Mittlerweile werden am Laufband Ausweise gedruckt, in Berlin erhält man sie sogar digital, ohne eine persönliche Vorstellung beim Amt. Wäre es also prinzipiell undenkbar, selbst jene in die Heimat zurückzuführen, die per Turboverfahren in unsere Gesellschaft eingegliedert wurden, sich aber im Nachhinein als charakterlich ungeeignet erweisen, Teil unseres Miteinanders zu sein? Sowohl Martin Sellner wie auch der thüringische Fraktionschef der Alternative für Deutschland haben stets betont, dass ihre Forderungen im Einklang mit Paragrafen und Grundgesetz stehen. Und so ist es beispielsweise § 35 StAG, der den Widerruf der Staatsbürgerschaft bei Täuschung, Drohung und falschen Angaben über Vorstrafen sowie sonstige relevante Tatsachen wie etwa Sprachkenntnisse oder Lebensumstände möglich macht. Auch bei einer Gefährdung der Sicherheit ist ein solcher Schritt gangbar. Es braucht also zunächst den Mechanismus einer Aberkennung, ehe anschließend auch die Ausweisung nach verfassungsrechtlich einwandfrei normierten Prozessen erfolgen kann. Nichts anderes will man umsetzen, sollten die „Blauen“ letztlich in politische Verantwortung gelangen.

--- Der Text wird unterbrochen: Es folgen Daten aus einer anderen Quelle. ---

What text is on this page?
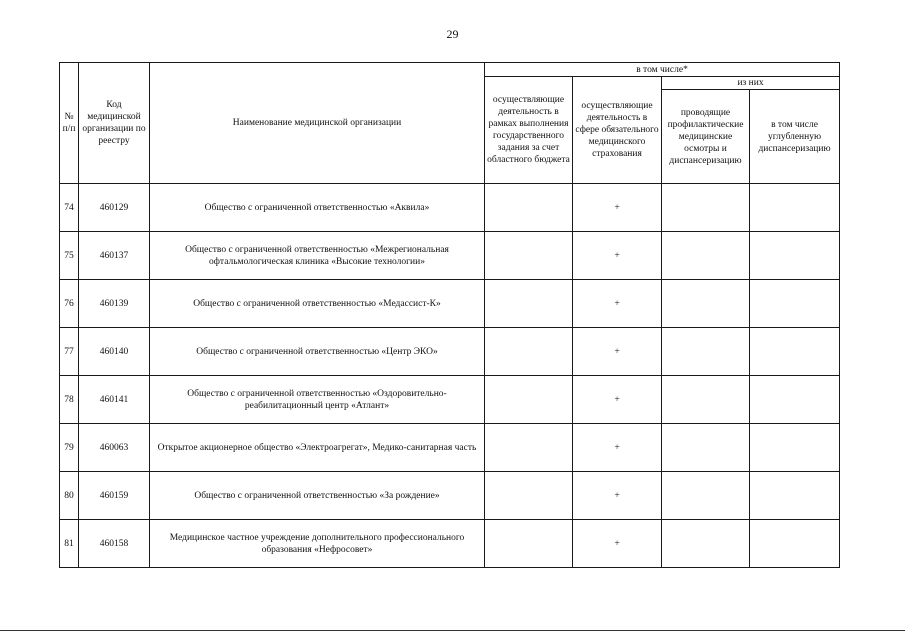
29
№ п/п	Код медицинской организации по реестру	Наименование медицинской организации	в том числе*			
			осуществляющие деятельность в рамках выполнения государственного задания за счет областного бюджета	осуществляющие деятельность в сфере обязательного медицинского страхования	из них	
					проводящие профилактические медицинские осмотры и диспансеризацию	в том числе углубленную диспансеризацию
74	460129	Общество с ограниченной ответственностью «Аквила»		+		
75	460137	Общество с ограниченной ответственностью «Межрегиональная офтальмологическая клиника «Высокие технологии»		+		
76	460139	Общество с ограниченной ответственностью «Медассист-К»		+		
77	460140	Общество с ограниченной ответственностью «Центр ЭКО»		+		
78	460141	Общество с ограниченной ответственностью «Оздоровительно-реабилитационный центр «Атлант»		+		
79	460063	Открытое акционерное общество «Электроагрегат», Медико-санитарная часть		+		
80	460159	Общество с ограниченной ответственностью «За рождение»		+		
81	460158	Медицинское частное учреждение дополнительного профессионального образования «Нефросовет»		+		
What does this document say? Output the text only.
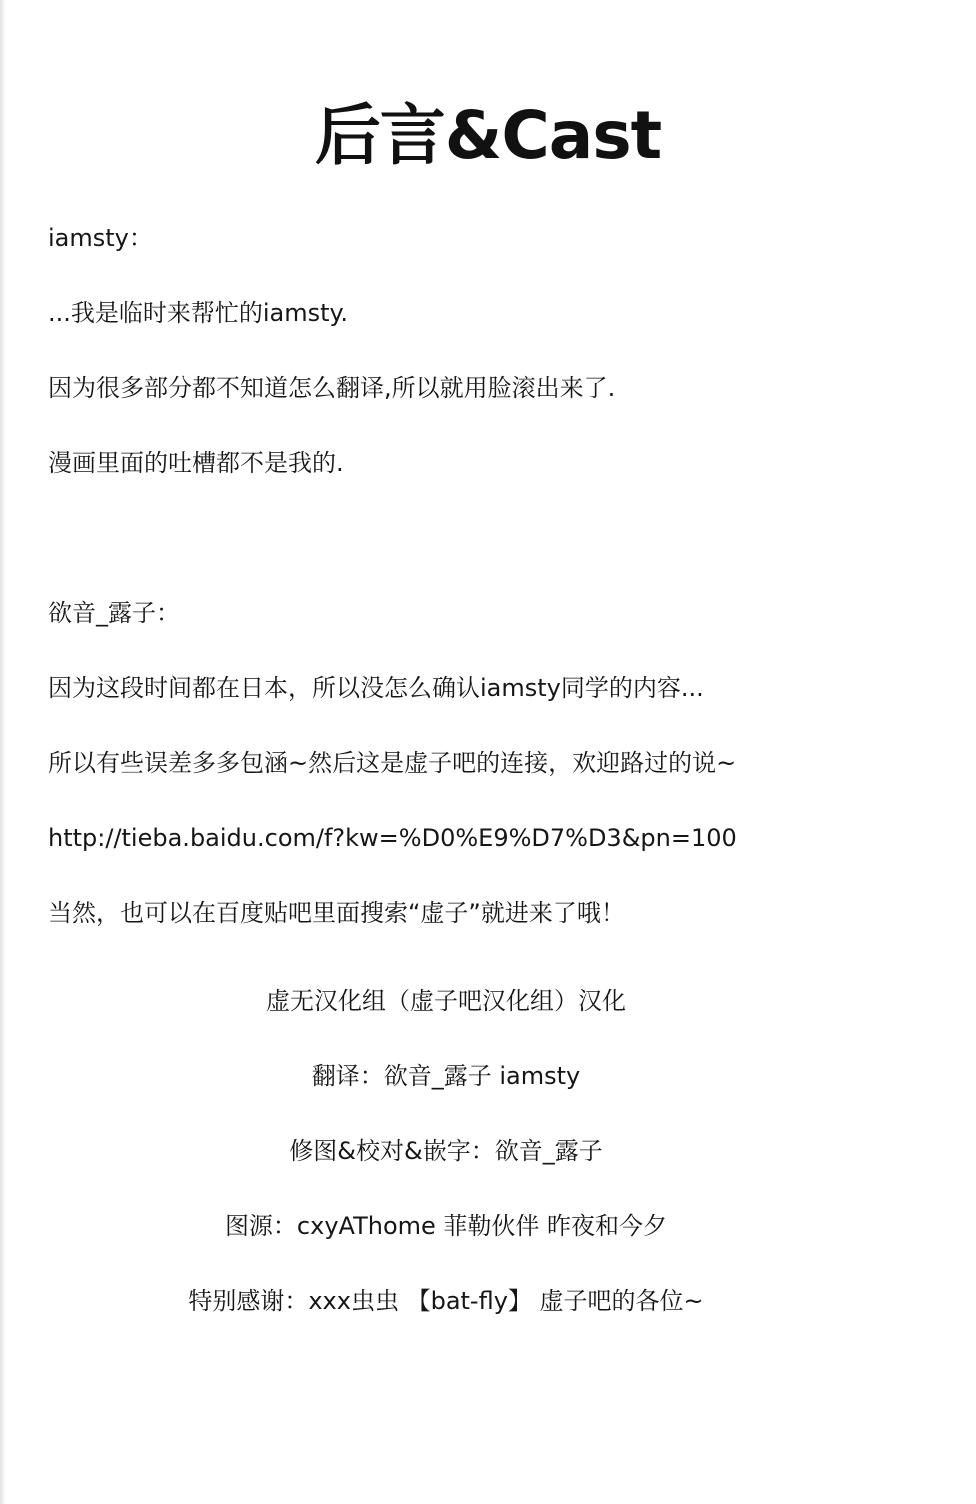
后言&Cast
iamsty：
...我是临时来帮忙的iamsty.
因为很多部分都不知道怎么翻译,所以就用脸滚出来了.
漫画里面的吐槽都不是我的.
欲音_露子：
因为这段时间都在日本，所以没怎么确认iamsty同学的内容...
所以有些误差多多包涵~然后这是虚子吧的连接，欢迎路过的说~
http://tieba.baidu.com/f?kw=%D0%E9%D7%D3&pn=100
当然，也可以在百度贴吧里面搜索“虚子”就进来了哦！
虚无汉化组（虚子吧汉化组）汉化
翻译：欲音_露子 iamsty
修图&校对&嵌字：欲音_露子
图源：cxyAThome 菲勒伙伴 昨夜和今夕
特别感谢：xxx虫虫 【bat-fly】 虚子吧的各位~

Immerhin ist nicht jede Benachteiligung mit einer Relativierung der Menschenwürde gleichzusetzen. Selbiges geschieht erst dann, wenn aufgrund von Merkmalen wie der Rasse eine prinzipielle Feindseligkeit, Argwohn oder gar Gewaltbereitschaft legitimiert wird, die die Integrität pauschal wegen der Herkunft in Frage stellt. Die Vision eines friedvollen Nebeneinanders der Zivilisationen ist unserem Stammbuch näher als die Utopie grenzenloser Vielfalt. Diese findet sich nämlich an keiner einzigen Stelle, während § 6 BVFG die Volkszugehörigkeit ausdrücklich auch an die Abstammung knüpft. Eine gewisse Separierung in Form der Bestätigung von Souveränität, Einheit und Mehrheit in den autochthonen Wurzeln erweist sich insofern als fundierte und unanrüchige Perspektive, die sich nicht dadurch wegdiskutieren lässt, dass manche Justitia ihre Neutralität in der Gegenwart abgelegt hat. Denn solange es an Konsistenz und Kontinuität in deren Formulierungen mangelt, besitzt sie auch nicht die Entfaltungskraft, für Verbindlichkeit zu sorgen. Jener bedarf es nämlich an schlüssiger und sinnfälliger Beweisführung, die aber leider immer öfter ausbleibt.